Nous dînons sur le cochon de Detchani ; le cama­rade a eu la chance de trou­ver à l’auberge du kaï­mak (beurre fer­men­té), et nous faisons du thé. Le sucre acheté à Ipek nous est d’un grand secours.

Le cama­rade, qui a mal au genou et qui est le plus indus­trieux d’en­tre nous, se met en tête de dress­er la moitié de toile de tente que nous avons, et qui sert à cou­vrir l’un de nos charge­ments. Nous coupons des piquets et nous atta­chons la toile de façon à faire un toit tri­an­gu­laire ; on peut tenir là-dessous à trois, en se ser­rant, mais comme tout un pan manque, je vois le ciel mag­nifique­ment étoilé, comme si j’é­tais dehors ; c’est une vraie nuit de Noël avec la neige, les sap­ins, les astres étince­lants, et il fait un froid de loup — heureuse­ment, sans le moin­dre souf­fle de vent.
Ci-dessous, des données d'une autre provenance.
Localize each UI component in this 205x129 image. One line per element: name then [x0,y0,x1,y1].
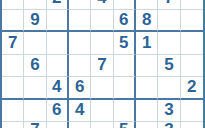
given-digit: 4 [75,99,84,121]
given-digit: 6 [52,99,61,121]
cell-r2c3 [47,10,69,33]
cell-r3c6: 5 [114,32,136,55]
cell-r3c4 [69,32,91,55]
cell-r7c9 [181,122,203,128]
cell-r4c4 [69,55,91,78]
given-digit: 6 [75,76,84,98]
cell-r1c8: 7 [158,0,180,10]
given-digit: 3 [164,121,173,129]
cell-r5c2 [24,77,46,100]
cell-r1c5: 4 [91,0,113,10]
cell-r7c4 [69,122,91,128]
cell-r5c3: 4 [47,77,69,100]
cell-r4c6 [114,55,136,78]
cell-r6c9 [181,100,203,123]
cell-r4c8: 5 [158,55,180,78]
cell-r7c5 [91,122,113,128]
cell-r1c1 [2,0,24,10]
cell-r6c8: 3 [158,100,180,123]
cell-r2c4 [69,10,91,33]
cell-r5c8 [158,77,180,100]
given-digit: 7 [30,121,39,129]
given-digit: 2 [52,0,61,9]
given-digit: 3 [164,99,173,121]
given-digit: 5 [119,32,128,54]
cell-r6c4: 4 [69,100,91,123]
cell-r5c4: 6 [69,77,91,100]
given-digit: 7 [97,54,106,76]
sudoku-board: 247968751675462643753 [2,0,203,128]
cell-r4c2: 6 [24,55,46,78]
cell-r3c7: 1 [136,32,158,55]
cell-r6c7 [136,100,158,123]
cell-r6c3: 6 [47,100,69,123]
given-digit: 6 [119,9,128,31]
given-digit: 1 [142,32,151,54]
given-digit: 4 [97,0,106,9]
cell-r2c9 [181,10,203,33]
cell-r7c3 [47,122,69,128]
cell-r6c5 [91,100,113,123]
sudoku-screenshot: 247968751675462643753 [0,0,205,128]
cell-r3c9 [181,32,203,55]
cell-r7c8: 3 [158,122,180,128]
given-digit: 5 [119,121,128,129]
cell-r6c2 [24,100,46,123]
cell-r2c6: 6 [114,10,136,33]
cell-r4c3 [47,55,69,78]
cell-r3c5 [91,32,113,55]
cell-r7c6: 5 [114,122,136,128]
cell-r7c2: 7 [24,122,46,128]
given-digit: 8 [142,9,151,31]
given-digit: 2 [187,76,196,98]
cell-r2c7: 8 [136,10,158,33]
cell-r3c1: 7 [2,32,24,55]
cell-r6c1 [2,100,24,123]
given-digit: 5 [164,54,173,76]
cell-r1c4 [69,0,91,10]
cell-r5c1 [2,77,24,100]
cell-r2c5 [91,10,113,33]
cell-r1c9 [181,0,203,10]
cell-r5c6 [114,77,136,100]
cell-r5c9: 2 [181,77,203,100]
given-digit: 7 [164,0,173,9]
cell-r6c6 [114,100,136,123]
cell-r3c8 [158,32,180,55]
cell-r2c8 [158,10,180,33]
cell-r5c5 [91,77,113,100]
cell-r5c7 [136,77,158,100]
cell-r4c5: 7 [91,55,113,78]
cell-r2c1 [2,10,24,33]
cell-r1c3: 2 [47,0,69,10]
cell-r4c7 [136,55,158,78]
cell-r3c2 [24,32,46,55]
given-digit: 7 [8,32,17,54]
given-digit: 6 [30,54,39,76]
cell-r7c1 [2,122,24,128]
given-digit: 9 [30,9,39,31]
cell-r4c9 [181,55,203,78]
cell-r4c1 [2,55,24,78]
given-digit: 4 [52,76,61,98]
cell-r3c3 [47,32,69,55]
cell-r2c2: 9 [24,10,46,33]
cell-r7c7 [136,122,158,128]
Je n’ai pas froid aux pieds, car, chaque soir, j’ai la pré­cau­tion de quit­ter mes chaus­settes pour en met­tre d’autres plus épaiss­es, achetées à Mitro­vitza et j’ai encore des pan­tou­fles de drap que j’ai eu soin de con­serv­er. Mais je ne peux pas dormir à cause du froid aux fess­es ; la terre glacée me gèle, et je suis obligé, au bout d’une heure, de me lever pour aller me réchauf­fer au feu.

Le feu est éteint ; le pris­on­nier a bal­ayé les tisons et s’est éten­du sur la place chaude. Voilà ce que nous auri­ons dû faire, c’est-à-dire établir un feu sur l’emplacement de la tente pour séch­er la terre, et étaler ensuite un lit de feuilles sèch­es et de fougères. Il est trop tard pour faire tout ce tra­vail ; il y a bien assez de ral­lumer le feu. Nous pas­sons le reste de la nuit, mes cama­rades et moi, à nous enfumer autour du brasi­er qu’on entre­tient avec les branch­es d’un sapin abat­tu par le pris­on­nier. Cela fait beau­coup d’ét­in­celles, mais beau­coup de fumée aus­si et, comme il n’y a pas de vent, cette fumée rabat tan­tôt d’un côté, tan­tôt de l’autre, sans qu’on puisse se met­tre à l’abri.

Le petit jour nous sur­prend som­no­lents et gelés. Nous nous hâtons de rebâter, et nous par­tons après avoir bu du thé chaud.